È istruttivo rivolgere lo sguardo al nostro piccolo contesto
italiano. Quantomeno negli Stati Uniti esiste una forte tradizione liberale,
fino ad ora ben più forte di quella “liberal”, anche se sempre più debole e
frastornata. Da noi non esisteva nulla del genere e sembrava essere compito del
nuovo centro destra creare una corrente modernamente liberale misurandola con
le sfide dei tempi e i problemi nazionali. Invece si è oscillato tra il nulla –
l’assenza totale di qualsiasi progetto in qualsiasi campo – e forme di
conservatorismo un po’ ammuffito, alla ricerca di un mondo cattolico
tradizionalista sempre più evanescente cui aggrapparsi. Di che stupirsi allora
se, all’improvviso, ci giriamo intorno e c’è un deserto in cui il già ministro
degli esteri Frattini plaude alla vittoria di Obama? Dall’altra parte c’è una
sinistra che oscilla tra la tentazione di buttarsi nel modernismo della
rottamazione e il sicuro porto dei vecchi ideali socialisti, il quale non potrà
non essere l’approdo finale di tutte le inevitabili e, in fondo, comprensibili
paure. Così, di fronte a simili alternative, è giocoforza che in tanti maturi l’idea
di lasciare tutto in mano al consiglio di facoltà, ovvero alla tecnocrazia. Con
tanti saluti alla democrazia e con la rinuncia a lettere la testa su questa
crisi interminabile, confidando nello stellone del dirigismo di mercato.
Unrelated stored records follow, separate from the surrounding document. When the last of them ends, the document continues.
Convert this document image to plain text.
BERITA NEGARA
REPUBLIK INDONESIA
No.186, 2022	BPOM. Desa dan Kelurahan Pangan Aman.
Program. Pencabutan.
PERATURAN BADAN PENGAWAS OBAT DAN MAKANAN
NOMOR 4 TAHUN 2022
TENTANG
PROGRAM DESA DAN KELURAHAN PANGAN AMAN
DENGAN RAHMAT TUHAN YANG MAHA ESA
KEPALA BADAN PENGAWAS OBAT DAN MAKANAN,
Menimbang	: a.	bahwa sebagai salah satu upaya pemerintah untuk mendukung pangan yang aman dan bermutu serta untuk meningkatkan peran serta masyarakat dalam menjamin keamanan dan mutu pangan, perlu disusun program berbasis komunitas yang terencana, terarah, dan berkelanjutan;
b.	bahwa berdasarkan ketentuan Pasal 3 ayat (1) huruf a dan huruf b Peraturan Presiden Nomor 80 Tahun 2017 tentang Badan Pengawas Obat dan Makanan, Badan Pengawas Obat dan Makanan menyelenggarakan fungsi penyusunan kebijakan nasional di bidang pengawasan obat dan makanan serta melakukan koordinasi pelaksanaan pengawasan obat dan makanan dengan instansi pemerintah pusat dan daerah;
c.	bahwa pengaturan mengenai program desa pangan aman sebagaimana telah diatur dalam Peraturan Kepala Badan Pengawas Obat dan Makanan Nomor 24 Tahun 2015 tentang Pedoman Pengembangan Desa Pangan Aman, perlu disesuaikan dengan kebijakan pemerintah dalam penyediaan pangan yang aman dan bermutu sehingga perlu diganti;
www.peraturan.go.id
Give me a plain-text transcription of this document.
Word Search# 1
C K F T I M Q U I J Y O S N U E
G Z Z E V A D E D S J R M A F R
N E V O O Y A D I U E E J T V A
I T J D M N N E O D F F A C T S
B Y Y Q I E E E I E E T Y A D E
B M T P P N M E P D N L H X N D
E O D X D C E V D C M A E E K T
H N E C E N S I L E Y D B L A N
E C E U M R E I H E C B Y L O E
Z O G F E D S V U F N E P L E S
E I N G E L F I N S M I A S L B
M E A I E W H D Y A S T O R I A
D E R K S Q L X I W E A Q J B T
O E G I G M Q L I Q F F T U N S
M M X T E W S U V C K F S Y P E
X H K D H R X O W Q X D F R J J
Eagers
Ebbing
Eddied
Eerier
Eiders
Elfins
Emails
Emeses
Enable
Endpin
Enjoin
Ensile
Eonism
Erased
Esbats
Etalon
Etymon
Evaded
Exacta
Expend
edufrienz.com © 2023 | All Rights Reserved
Dimenticando che, se non sono eterni né il comunismo (figuriamoci) né il
socialismo, non è neppure inossidabile il mito del mercato regolatore della società.
(Il Foglio, 9 novembre 2012)
9 commenti:
Obama ha creato finalmente una forma di sanità pubblica in America e questo bisogna riconoscerglielo, tra il socialismo di Obama ed il conservatorismo dove la gente muore perché non può pagarsi le cure... beh scelgo il socialismo, con buona pace di Giuliano Ferrara.
Su questo ci sono pochi dubbi. E infatti ho detto che riproporre tal quale il modello mercatista è assurdo. Ma purtroppo la presidenza Obama è anche molte altre cose assai discutibili.
Mi permetto di segnalare anche un'altra interessante analisi del voto americano, ad opera di Massimo Introvigne: http://www.cesnur.org/2012/mi20121108o.htm
Mi sembra che i due articoli si integrino a vicenda.
Inoltre, professore, anche se fuori tema rispetto al soggetto del post, vorrei dirle che sto leggendo il suo nuovo libro, Pensare in matematica, e vorrei esprimerle la mia gratitudine.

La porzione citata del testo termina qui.